Wednesday, September 5, 2012

TUESDAY, 04 SEPTEMBER 2012 00:27

 Driven by fear of Chinese aggression, the Army’s proposed plan to raise a mountain strike corps has run into rough weather with the Prime Minister’s Office (PMO) saying that such a move may send wrong signals to Beijing and escalate tension in the region.
The PMO felt that China in the last few last years has not increased its troop strength along the 4,500 km long Sino-Indian Line of Actual Control (LAC) and any accretions by India will prove counter-productive as both the countries are holding regular dialogue to resolve the vexed boundary dispute.
The rethink came about even as the Government in 2009 had approved raising of two mountain divisions (a division has more than 10,000 men) exclusively for mountain warfare in Arunachal Pradesh.  One division is already raised and work is on for the second one. But the strike corps
sanctioned by the Centre last year, which was to amalgamate these two divisions with additional manpower, has been effectively put in cold storage, sources said here on Sunday.
The PMO recent directive to the Defence Ministry came after the proposal for the strike corps was scrutinised by the Finance Ministry. The PMO is always kept in the loop on proposals of such magnitude since the raising of the corps will cost `60,000 crore and have bearing on international relations.
Incidentally, Chinese Defence Minister General Liang Guanglie is in India and will hold talks with Defence Minister AK Antony on the entire gamut of military relations here on Tuesday.
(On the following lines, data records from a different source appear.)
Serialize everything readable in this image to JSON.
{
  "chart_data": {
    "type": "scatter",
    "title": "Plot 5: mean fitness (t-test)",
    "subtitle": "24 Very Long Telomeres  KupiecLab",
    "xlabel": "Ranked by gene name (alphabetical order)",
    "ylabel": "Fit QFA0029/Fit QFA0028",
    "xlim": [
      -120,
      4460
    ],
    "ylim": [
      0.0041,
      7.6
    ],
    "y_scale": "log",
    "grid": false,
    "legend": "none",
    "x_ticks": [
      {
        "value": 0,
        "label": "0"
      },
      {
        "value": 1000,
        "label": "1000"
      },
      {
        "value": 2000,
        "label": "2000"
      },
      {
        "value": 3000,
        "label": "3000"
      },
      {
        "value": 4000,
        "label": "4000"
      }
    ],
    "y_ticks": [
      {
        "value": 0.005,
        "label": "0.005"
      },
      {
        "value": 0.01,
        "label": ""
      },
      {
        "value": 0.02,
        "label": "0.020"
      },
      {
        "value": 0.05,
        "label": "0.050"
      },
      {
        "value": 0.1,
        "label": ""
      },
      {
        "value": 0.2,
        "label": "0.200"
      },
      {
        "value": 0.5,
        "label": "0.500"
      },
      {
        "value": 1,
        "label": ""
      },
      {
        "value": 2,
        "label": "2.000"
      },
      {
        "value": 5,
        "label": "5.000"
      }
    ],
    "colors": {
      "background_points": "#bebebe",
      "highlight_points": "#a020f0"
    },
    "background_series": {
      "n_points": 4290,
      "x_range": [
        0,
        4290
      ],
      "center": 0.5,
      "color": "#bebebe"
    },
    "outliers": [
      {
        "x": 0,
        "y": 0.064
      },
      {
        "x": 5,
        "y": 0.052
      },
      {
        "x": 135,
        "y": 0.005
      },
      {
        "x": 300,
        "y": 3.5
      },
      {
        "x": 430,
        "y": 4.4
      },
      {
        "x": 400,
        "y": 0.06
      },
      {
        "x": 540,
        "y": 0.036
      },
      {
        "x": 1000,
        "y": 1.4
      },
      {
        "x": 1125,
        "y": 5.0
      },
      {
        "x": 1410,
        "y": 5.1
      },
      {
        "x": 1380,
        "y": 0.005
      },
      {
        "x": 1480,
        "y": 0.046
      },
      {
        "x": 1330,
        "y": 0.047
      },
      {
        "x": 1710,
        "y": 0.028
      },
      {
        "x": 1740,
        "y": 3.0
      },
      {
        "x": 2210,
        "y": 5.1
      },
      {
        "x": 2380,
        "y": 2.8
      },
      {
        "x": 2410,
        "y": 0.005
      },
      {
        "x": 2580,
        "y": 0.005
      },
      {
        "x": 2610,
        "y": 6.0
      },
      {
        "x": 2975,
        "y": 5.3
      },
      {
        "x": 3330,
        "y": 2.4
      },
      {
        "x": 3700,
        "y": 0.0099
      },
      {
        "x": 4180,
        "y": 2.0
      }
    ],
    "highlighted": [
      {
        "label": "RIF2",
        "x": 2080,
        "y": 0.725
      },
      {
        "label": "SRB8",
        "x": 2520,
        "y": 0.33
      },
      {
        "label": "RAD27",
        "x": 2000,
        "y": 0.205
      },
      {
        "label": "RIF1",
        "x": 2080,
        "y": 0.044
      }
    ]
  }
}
Justifying the need for strike corps, sources said China has improved its military infrastructure all along the LAC and Tibet backed by excellent sensors and radars and therefore, did not need to have troops on the ground to guard its territory. Enjoying this advantage over India, China has not increased its troop strength in the last few years.
However, India lacks infrastructure including roads, rail and airfields and has to maintain its presence in the Ladakh region and Arunachal Pradesh throughout the year. While China has built more than a 10,000 km long rail
network and airports in Tibet region and can rush troops and maintain logistical support in case of an eventuality, India is way behind and troops have to be physically present there.
The Finance Ministry has also asked the Defence Ministry to have a re-look at the proposed strike corps which will have more than 60,000 troops and entail massive expenditure. The strike corps was to have its own dedicated mountain artillery units, troops trained in mountain warfare, helicopters for reconnaissance and the IAF backing the corps during actual combat. 
The main objective of the corps is to launch offensive in Tibet if China captured any Indian territory, sources said, adding Indian Army did not want to be forced into a Kargil-type adventure where it had to reclaim Indian territory at great cost. Moreover, the corps would have been a powerful deterrent and a strategic tool in the overall management of war and force China to have second thoughts before launching an offensive.
Having sent back the proposal, the Government asked the three service chiefs to have a joint strategy to counter China instead of one service like the Army seeking a strike corps, sources said.
The chiefs of Staff Committee comprising three service chiefs were asked to redraw a comprehensive plan to meet the growing military might of China and have more synergy between the three Services for this purpose, sources said.